Если участники дискуссии в «Протагоре» уходят от разговора о добродетели как таковой, то «Гиппий меньший» – это диалог, в котором идет поиск определения правдивого человека, но не рассматривается вопрос, что вбирает в себя истина. Гиппий заканчивает рассказ, посвященный поэтам, и прежде всего – Гомеру. Один из слушателей спрашивает Сократа, выскажется ли он о столь впечатляющей речи, похвалит ли ее, возразит ли? Сократ признается, что у него возникли некоторые вопросы, и, с подозрительной кротостью обращаясь к Гиппию, говорит, будто ему ясно, отчего Гомер назвал Ахилла самым доблестным из людей, а Нестора – мудрейшим, но он не может понять, отчего Одиссей назван хитроумным. Разве Ахилл у Гомера не хитроумный? Гиппий отвечает, что это не так, и цитирует слова Гомера, из которых следует, что Ахилл, наоборот, честнейший простак. «Вот теперь, Гиппий, – отвечает Сократ, – я, кажется, понимаю, что ты говоришь: ясно, что многоликого ты почитаешь лживым»[119]. Завязывается спор о том, что лучше – быть лживым по умыслу или неумышленно. Сократ вынуждает Гиппия признать, что борец, падающий с умыслом, лучше того, кто делает это невольно, а певец, фальшивящий умышленно, лучше того, у которого напрочь нет слуха.

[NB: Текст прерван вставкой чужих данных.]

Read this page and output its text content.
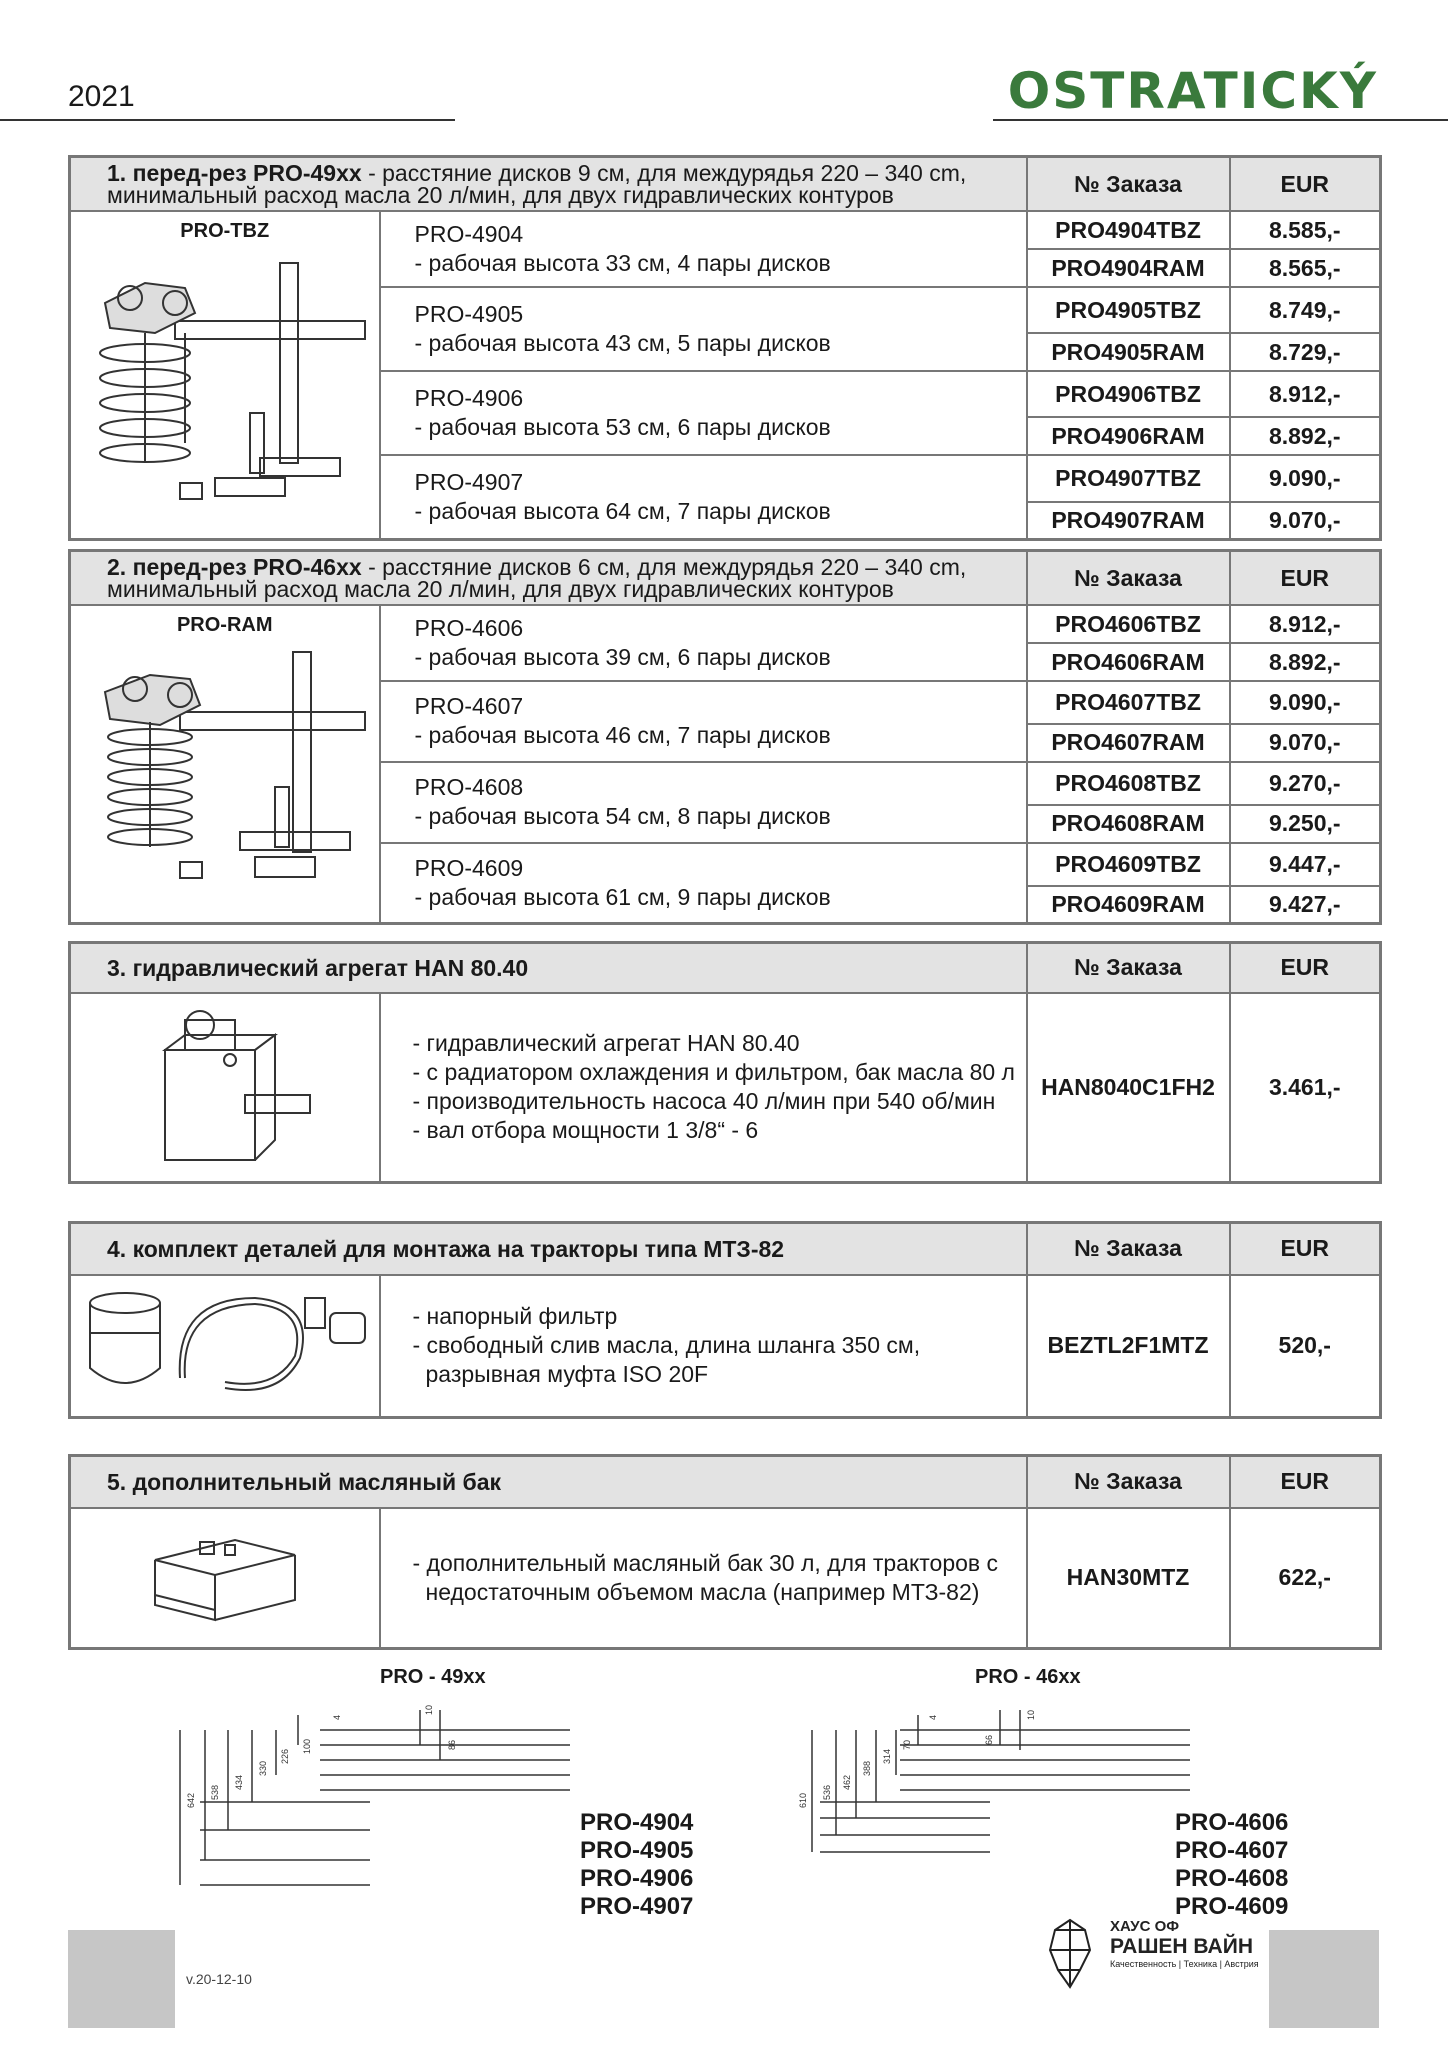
2021	OSTRATICKÝ
1. перед-рез PRO-49xx - расстяние дисков 9 см, для междурядья 220 – 340 cm, минимальный расход масла 20 л/мин, для двух гидравлических контуров		№ Заказа	EUR

PRO-TBZ	PRO-4904
- рабочая высота 33 см, 4 пары дисков	PRO4904TBZ	8.585,-
		PRO4904RAM	8.565,-

	PRO-4905
- рабочая высота 43 см, 5 пары дисков	PRO4905TBZ	8.749,-
		PRO4905RAM	8.729,-

	PRO-4906
- рабочая высота 53 см, 6 пары дисков	PRO4906TBZ	8.912,-
		PRO4906RAM	8.892,-

	PRO-4907
- рабочая высота 64 см, 7 пары дисков	PRO4907TBZ	9.090,-
		PRO4907RAM	9.070,-
2. перед-рез PRO-46xx - расстяние дисков 6 см, для междурядья 220 – 340 cm, минимальный расход масла 20 л/мин, для двух гидравлических контуров		№ Заказа	EUR

PRO-RAM	PRO-4606
- рабочая высота 39 см, 6 пары дисков	PRO4606TBZ	8.912,-
		PRO4606RAM	8.892,-

	PRO-4607
- рабочая высота 46 см, 7 пары дисков	PRO4607TBZ	9.090,-
		PRO4607RAM	9.070,-

	PRO-4608
- рабочая высота 54 см, 8 пары дисков	PRO4608TBZ	9.270,-
		PRO4608RAM	9.250,-

	PRO-4609
- рабочая высота 61 см, 9 пары дисков	PRO4609TBZ	9.447,-
		PRO4609RAM	9.427,-
3. гидравлический агрегат HAN 80.40		№ Заказа	EUR

- гидравлический агрегат HAN 80.40
- с радиатором охлаждения и фильтром, бак масла 80 л
- производительность насоса 40 л/мин при 540 об/мин
- вал отбора мощности 1 3/8“ - 6	HAN8040C1FH2	3.461,-
4. комплект деталей для монтажа на тракторы типа МТЗ-82		№ Заказа	EUR

- напорный фильтр
- свободный слив масла, длина шланга 350 см, разрывная муфта ISO 20F	BEZTL2F1MTZ	520,-
5. дополнительный масляный бак		№ Заказа	EUR

- дополнительный масляный бак 30 л, для тракторов с недостаточным объемом масла (например МТЗ-82)	HAN30MTZ	622,-
PRO - 49xx
642
538
434
330
226
100
4
10
86
PRO-4904
PRO-4905
PRO-4906
PRO-4907
PRO - 46xx
610
536
462
388
314
70
4
66
10
PRO-4606
PRO-4607
PRO-4608
PRO-4609
v.20-12-10
ХАУС ОФ
РАШЕН ВАЙН
Качественность | Техника | Австрия
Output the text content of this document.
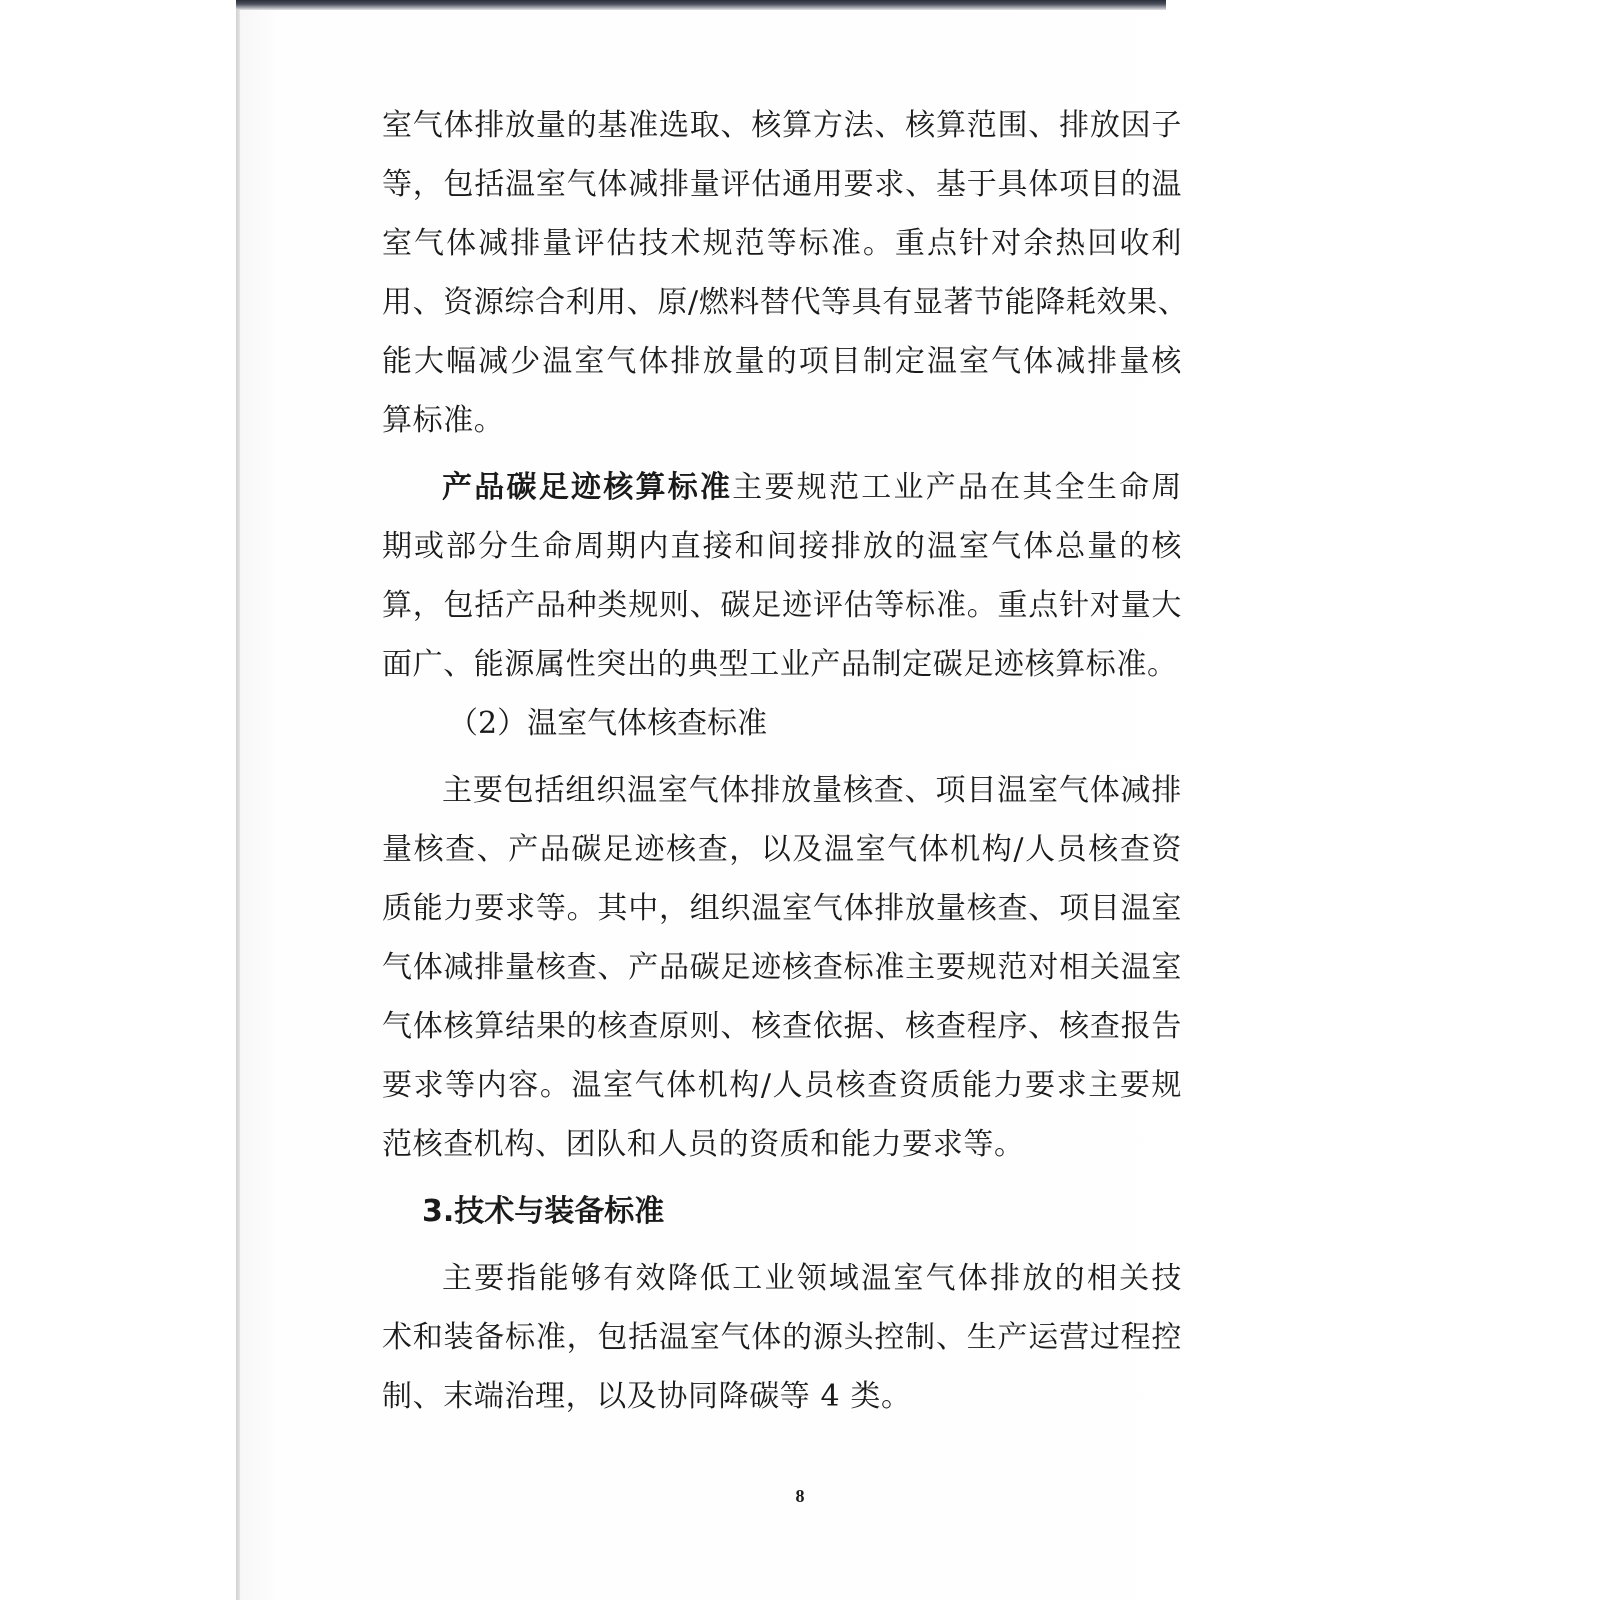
室气体排放量的基准选取、核算方法、核算范围、排放因子
等，包括温室气体减排量评估通用要求、基于具体项目的温
室气体减排量评估技术规范等标准。重点针对余热回收利
用、资源综合利用、原/燃料替代等具有显著节能降耗效果、
能大幅减少温室气体排放量的项目制定温室气体减排量核
算标准。

产品碳足迹核算标准主要规范工业产品在其全生命周
期或部分生命周期内直接和间接排放的温室气体总量的核
算，包括产品种类规则、碳足迹评估等标准。重点针对量大
面广、能源属性突出的典型工业产品制定碳足迹核算标准。

（2）温室气体核查标准

主要包括组织温室气体排放量核查、项目温室气体减排
量核查、产品碳足迹核查，以及温室气体机构/人员核查资
质能力要求等。其中，组织温室气体排放量核查、项目温室
气体减排量核查、产品碳足迹核查标准主要规范对相关温室
气体核算结果的核查原则、核查依据、核查程序、核查报告
要求等内容。温室气体机构/人员核查资质能力要求主要规
范核查机构、团队和人员的资质和能力要求等。

3.技术与装备标准

主要指能够有效降低工业领域温室气体排放的相关技
术和装备标准，包括温室气体的源头控制、生产运营过程控
制、末端治理，以及协同降碳等 4 类。

8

Финал представляет собой непревзойденный образчик софистики:
Сократ: Ведь чинить несправедливость – значит поступать плохо, а не чинить ее – хорошо?
Гиппий: Да.
Сократ: Итак, более способная и достойная душа, когда она чинит несправедливость, чинит ее добровольно, а недостойная душа – невольно?
Гиппий: Это очевидно.
Сократ: И достойный человек – это тот, кто имеет достойную душу, скверный же человек имеет душу недостойную?
Гиппий: Да.
Сократ: Итак, достойному человеку свойственно чинить несправедливость добровольно, а недостойному – невольно, коль скоро достойный человек имеет достойную душу?
Гиппий: Да ведь он же ее имеет.
Сократ: Следовательно, Гиппий, тот, кто добровольно погрешает и чинит постыдную несправедливость – если только такой человек существует, – будет не кем иным, как человеком достойным.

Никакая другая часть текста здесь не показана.